Turismo in Salento, l'incanto è finito?


FRANCESCO GRECO
- “Spiagge vuote!”, David da Leuca. Da Gallipoli Paola manda foto di arenili vuoti alle 10 del mattino. “Nessun pienone come negli altri anni, molte case sono sfitte...” (Davide da Pescoluse).

Ma a leggere i giornali locali c’è il sold out. Non sanno che anni fa, un’inchiesta del “Quotidien du tourism” (in Francia hanno un quotidiano che parla solo di turismo), appurò che come offerta di strutture ricettive eravamo sottodimensionati 1 a 10. Detta meglio: abbiamo un albergo e ce ne vorrebbero altri 9.

E’ l’effetto G7 masseria di Bruno Vespa, ma al contrario. Nonostante i suddetti giornali prevedevano un effetto “trascinamento” , ma era tutta enfasi: in quei giorni di giugno già a Brindisi non gliene poteva fregar di meno dei “grandi”.

Ave Cesare, morituri te salutant! Il turismo mica lo fanno i nuovi ricchi che comprano e ci si chiudono dentro. Violentando l’etimo del termine. Perché le masserie furono luoghi di lavoro operoso nell’altro secolo, intere famiglie andavano a lavorare impegnate in tante coltivazioni.
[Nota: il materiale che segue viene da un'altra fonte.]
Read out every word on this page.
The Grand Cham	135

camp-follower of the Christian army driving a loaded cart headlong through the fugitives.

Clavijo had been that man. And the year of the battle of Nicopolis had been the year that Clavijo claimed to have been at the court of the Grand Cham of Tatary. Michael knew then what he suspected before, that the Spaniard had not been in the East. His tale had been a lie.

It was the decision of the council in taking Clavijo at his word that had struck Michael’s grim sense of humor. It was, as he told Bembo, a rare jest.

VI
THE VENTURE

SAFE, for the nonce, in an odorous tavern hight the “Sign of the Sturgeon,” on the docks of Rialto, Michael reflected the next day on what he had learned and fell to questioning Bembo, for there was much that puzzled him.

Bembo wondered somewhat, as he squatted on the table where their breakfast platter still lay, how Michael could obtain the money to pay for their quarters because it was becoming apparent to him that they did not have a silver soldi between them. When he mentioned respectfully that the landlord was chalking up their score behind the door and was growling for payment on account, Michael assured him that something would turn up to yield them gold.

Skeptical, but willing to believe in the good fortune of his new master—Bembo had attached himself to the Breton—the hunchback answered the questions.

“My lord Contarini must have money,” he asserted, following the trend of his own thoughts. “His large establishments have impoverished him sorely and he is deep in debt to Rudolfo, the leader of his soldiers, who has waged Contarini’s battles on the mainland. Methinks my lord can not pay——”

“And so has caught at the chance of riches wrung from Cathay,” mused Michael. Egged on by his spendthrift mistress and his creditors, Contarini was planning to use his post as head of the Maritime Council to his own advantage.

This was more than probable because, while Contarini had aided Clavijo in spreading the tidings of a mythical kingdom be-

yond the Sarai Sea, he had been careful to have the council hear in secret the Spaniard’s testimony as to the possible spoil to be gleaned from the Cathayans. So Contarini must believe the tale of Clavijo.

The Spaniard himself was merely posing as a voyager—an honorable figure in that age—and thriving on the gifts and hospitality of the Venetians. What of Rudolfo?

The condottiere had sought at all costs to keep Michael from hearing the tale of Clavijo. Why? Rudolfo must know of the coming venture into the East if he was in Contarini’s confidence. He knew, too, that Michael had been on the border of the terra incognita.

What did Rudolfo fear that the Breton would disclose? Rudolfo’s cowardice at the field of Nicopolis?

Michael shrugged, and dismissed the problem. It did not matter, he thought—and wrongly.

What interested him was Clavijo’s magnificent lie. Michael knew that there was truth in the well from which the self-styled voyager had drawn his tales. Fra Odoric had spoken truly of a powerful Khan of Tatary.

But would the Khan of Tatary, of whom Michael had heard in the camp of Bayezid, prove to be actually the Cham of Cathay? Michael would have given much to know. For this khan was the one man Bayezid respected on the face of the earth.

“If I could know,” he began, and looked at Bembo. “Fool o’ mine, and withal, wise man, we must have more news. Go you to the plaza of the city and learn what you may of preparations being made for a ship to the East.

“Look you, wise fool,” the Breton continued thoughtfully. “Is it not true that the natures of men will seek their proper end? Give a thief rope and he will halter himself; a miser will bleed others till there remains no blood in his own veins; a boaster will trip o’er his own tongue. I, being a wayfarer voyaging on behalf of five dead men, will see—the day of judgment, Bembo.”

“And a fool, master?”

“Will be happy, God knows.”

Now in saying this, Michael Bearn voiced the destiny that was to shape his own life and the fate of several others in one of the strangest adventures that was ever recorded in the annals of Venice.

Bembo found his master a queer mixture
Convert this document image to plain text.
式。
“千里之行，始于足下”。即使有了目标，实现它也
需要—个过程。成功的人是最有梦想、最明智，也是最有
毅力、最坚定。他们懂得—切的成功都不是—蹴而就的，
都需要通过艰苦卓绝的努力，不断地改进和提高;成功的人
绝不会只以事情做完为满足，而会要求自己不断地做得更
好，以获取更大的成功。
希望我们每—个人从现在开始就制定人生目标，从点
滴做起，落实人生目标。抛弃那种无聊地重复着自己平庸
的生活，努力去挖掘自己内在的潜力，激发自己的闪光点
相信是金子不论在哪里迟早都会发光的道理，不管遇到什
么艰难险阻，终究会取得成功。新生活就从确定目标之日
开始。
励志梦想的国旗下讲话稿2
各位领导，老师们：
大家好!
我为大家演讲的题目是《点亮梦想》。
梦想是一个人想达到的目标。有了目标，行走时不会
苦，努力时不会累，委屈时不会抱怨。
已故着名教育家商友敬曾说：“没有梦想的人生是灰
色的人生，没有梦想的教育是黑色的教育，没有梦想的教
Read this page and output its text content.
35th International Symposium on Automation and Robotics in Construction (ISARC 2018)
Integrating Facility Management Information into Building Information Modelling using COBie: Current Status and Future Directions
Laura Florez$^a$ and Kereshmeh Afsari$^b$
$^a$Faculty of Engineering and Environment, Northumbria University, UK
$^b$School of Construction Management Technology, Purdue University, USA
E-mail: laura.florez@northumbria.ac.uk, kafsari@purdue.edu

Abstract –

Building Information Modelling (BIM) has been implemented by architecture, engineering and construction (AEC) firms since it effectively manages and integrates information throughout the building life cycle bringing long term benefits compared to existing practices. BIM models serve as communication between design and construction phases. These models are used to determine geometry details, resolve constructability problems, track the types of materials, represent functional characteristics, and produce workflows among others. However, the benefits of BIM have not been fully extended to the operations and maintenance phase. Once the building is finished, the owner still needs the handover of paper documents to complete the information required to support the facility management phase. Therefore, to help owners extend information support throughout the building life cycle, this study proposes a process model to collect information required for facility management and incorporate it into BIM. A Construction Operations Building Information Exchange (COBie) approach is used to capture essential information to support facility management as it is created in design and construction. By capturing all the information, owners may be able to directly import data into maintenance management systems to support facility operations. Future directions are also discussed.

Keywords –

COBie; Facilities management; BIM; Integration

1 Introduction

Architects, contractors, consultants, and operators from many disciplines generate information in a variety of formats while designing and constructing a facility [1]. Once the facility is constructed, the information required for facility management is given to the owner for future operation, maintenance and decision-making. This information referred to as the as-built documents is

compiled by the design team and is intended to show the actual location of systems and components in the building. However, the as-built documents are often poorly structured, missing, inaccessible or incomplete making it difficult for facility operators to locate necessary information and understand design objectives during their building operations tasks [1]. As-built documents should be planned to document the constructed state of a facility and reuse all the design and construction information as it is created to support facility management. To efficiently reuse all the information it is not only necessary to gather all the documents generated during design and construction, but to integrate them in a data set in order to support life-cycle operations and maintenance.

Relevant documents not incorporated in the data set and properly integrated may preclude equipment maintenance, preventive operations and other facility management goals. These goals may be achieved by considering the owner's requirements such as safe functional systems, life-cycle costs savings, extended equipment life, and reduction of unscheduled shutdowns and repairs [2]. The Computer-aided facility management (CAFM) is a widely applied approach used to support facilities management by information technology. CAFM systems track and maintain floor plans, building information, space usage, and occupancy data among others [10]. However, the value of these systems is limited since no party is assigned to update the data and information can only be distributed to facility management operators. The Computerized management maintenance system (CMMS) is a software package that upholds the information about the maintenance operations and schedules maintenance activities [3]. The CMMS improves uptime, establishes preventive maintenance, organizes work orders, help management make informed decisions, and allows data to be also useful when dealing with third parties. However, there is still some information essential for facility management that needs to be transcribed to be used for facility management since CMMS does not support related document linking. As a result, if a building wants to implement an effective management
E ora riecheggiano di noia, come direbbe Bukowski “chiacchiere brillanti e fregnacciose”.

Turismo anno zero: l’incanto è finito? Bisogna rimodulare tutto. Scendere dal piedistallo di autoreferenzialità dove ci siamo arrampicati, sgonfiare l’ipertrofia dell’io, con i media a creare bolle di suggestione: basta selfie, occorre riposizionarsi nel mercato delle vacanze.

Di chi la colpa? Non siamo esperti del settore, però qualche causa possiamo azzardarla. I politici convinti che basta il sussidio, a pioggia, per fare turismo. E quando finisce? Servizi approssimativi, trasporti nulli (in Spagna ogni cittadina ha il suo aeroporto) e senza coordinamento. Marketing zero. La schizofrenia dei territori: i Briatore e i Colaninno non li hanno voluti. Temevano che facessero sfracelli. Ma da mezzo secolo gli indigeni cosa fanno con l’abusivismo selvaggio? E poi a controllare non ci sono le istituzioni?

Gli imprenditori: c’è molta professionalità, ma anche tanta improvvisazione e analfabetismo. Non fanno mai formazione. A Roma anche il ragazzo magrebino che vende pagliette contro il sole cocente parla perfettamente l’inglese.

Tutto è andato avanti col massimo dello spontaneismo. Avete mai sentito dire una parola, ai sindacati, sul lavoro nero, sugli “stipendi” dei camerieri?

Non facciamo turismo d’élite. Non facciamo turismo popolare, siamo un gigante di carta, un ircocervo con i piedi d’argilla.

Sarebbe il caso di convocare, a fine stagione, gli stati generali, ma senza i politici: le loro giaculatorie vuote e inutili hanno stancato.